As this post is publishing, two dozen or more teachers from Alabama – me among them – are checking in and gathering together for the Alabama Humanities Foundation’s SUPER Teacher workshop titled “Reflecting on Our Justice System,” which centers (obviously) on teaching justice issues. Today and tomorrow, we will visit the Equal Justice Initiative‘s National Memorial for Peace and Justice and the Legacy Museum, and will also discuss Bryan Stevenson’s Just Mercy, Anthony Ray Hinton’s The Sun Does Shine, and Ernest Gaines’ A Lesson Before Dying.

Earlier this month, I re-read that last book – Gaines’ novel – and had forgotten about the figure of Matthew Antoine, the narrator’s teacher when he was young. Matthew Antoine, as he is described, is an embittered realist whose only wish for his students is that they escape from this place where they are sure to meet violent deaths, where they will be “brought down to the level of beasts.” (If you’ve never read A Lesson Before Dying, the novel is about an African American teacher named Grant in 1940s Louisiana who is required by his aunt Lou and her best friend Miss Emma to counsel Emma’s son Jefferson, who has been convicted of a murder he didn’t commit and who sits in a six-by-ten jail cell awaiting the electric chair. Grant does not relish or even want the task.) About his teacher and his own goal to become one, Grant tells us of Matthew Antoine, “And when he saw that I wanted to learn, he hated me even more.” The teacher’s teacher only wanted to impart one lesson: get away from there, go where you’ll have a better chance to live. As the Book of Ecclesiastes puts it, all else is vanity.

In the story, Matthew Antoine dies of an unnamed illness at age forty-three. As he becomes more and more frail, Grant goes to visit him regularly and faces a constant stream of criticism from his unlikely and unwilling mentor. As the elder man is dying, Grant has told him that he too will become a teacher and asks, “Any advice?” Antoine replies, “It doesn’t matter anymore. [ . . . ] Just do the best you can. But it won’t matter.”

Being a teacher and trying to affect issues of social justice can be disheartening, and Matthew Antoine symbolizes that. Of course, his plight in early twentieth-century rural Louisiana would have been different, and much more severe, from a modern teacher who wants to guide young people away from the pitfalls of life in the twenty-first century. Where I agree with Antoine that we can only “just do the best [we] can,” I disagree that “it won’t matter.” Matthew Antoine fails to recognize the change that he made in Grant, and we teachers shouldn’t fail to recognize our students who learn, stay, and struggle against the status quo of Deep Southern poverty, backwardness, and inequality. Rather than do what Antoine did – encourage someone like Grant to leave or give up – teachers in the Deep South need to pour our best efforts into the ones who will pick up where we leave off.
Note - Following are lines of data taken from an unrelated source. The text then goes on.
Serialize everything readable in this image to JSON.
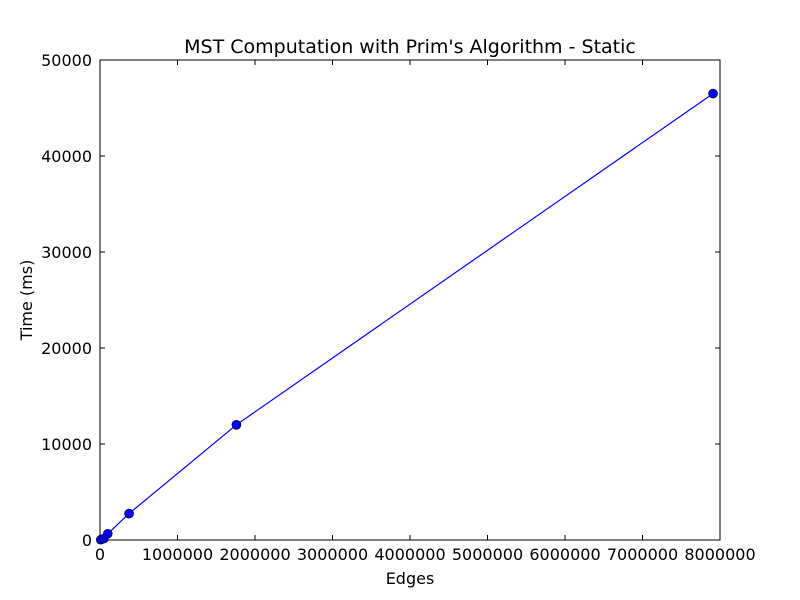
{
  "chart_data": {
    "type": "line",
    "title": "MST Computation with Prim's Algorithm - Static",
    "xlabel": "Edges",
    "ylabel": "Time (ms)",
    "xlim": [
      0,
      8000000
    ],
    "ylim": [
      0,
      50000
    ],
    "xticks": [
      0,
      1000000,
      2000000,
      3000000,
      4000000,
      5000000,
      6000000,
      7000000,
      8000000
    ],
    "yticks": [
      0,
      10000,
      20000,
      30000,
      40000,
      50000
    ],
    "xtick_labels": [
      "0",
      "1000000",
      "2000000",
      "3000000",
      "4000000",
      "5000000",
      "6000000",
      "7000000",
      "8000000"
    ],
    "ytick_labels": [
      "0",
      "10000",
      "20000",
      "30000",
      "40000",
      "50000"
    ],
    "grid": false,
    "series": [
      {
        "color": "#0000ff",
        "marker": "circle",
        "x": [
          10000,
          50000,
          100000,
          375000,
          1760000,
          7910000
        ],
        "y": [
          30,
          150,
          650,
          2750,
          12000,
          46500
        ]
      }
    ]
  }
}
It takes fortitude and conscientious effort not to become Matthew Antoine. As one teacher in one classroom, working with a couple-dozen young people, trying to aid them in averting systemic iniquity and injustice, there can be the temptation to throw one’s hands into the air, to yield to the behemoth’s immensity, and to proclaim bitterly that it doesn’t matter. But then, why should a teacher do the best he can? It has to be one or the other: either it doesn’t matter, or we do the best we can. It can’t be both. All I know is: any person, be they teacher, student, or parent, or citizen, or voter, will act according to which they believe to be the case.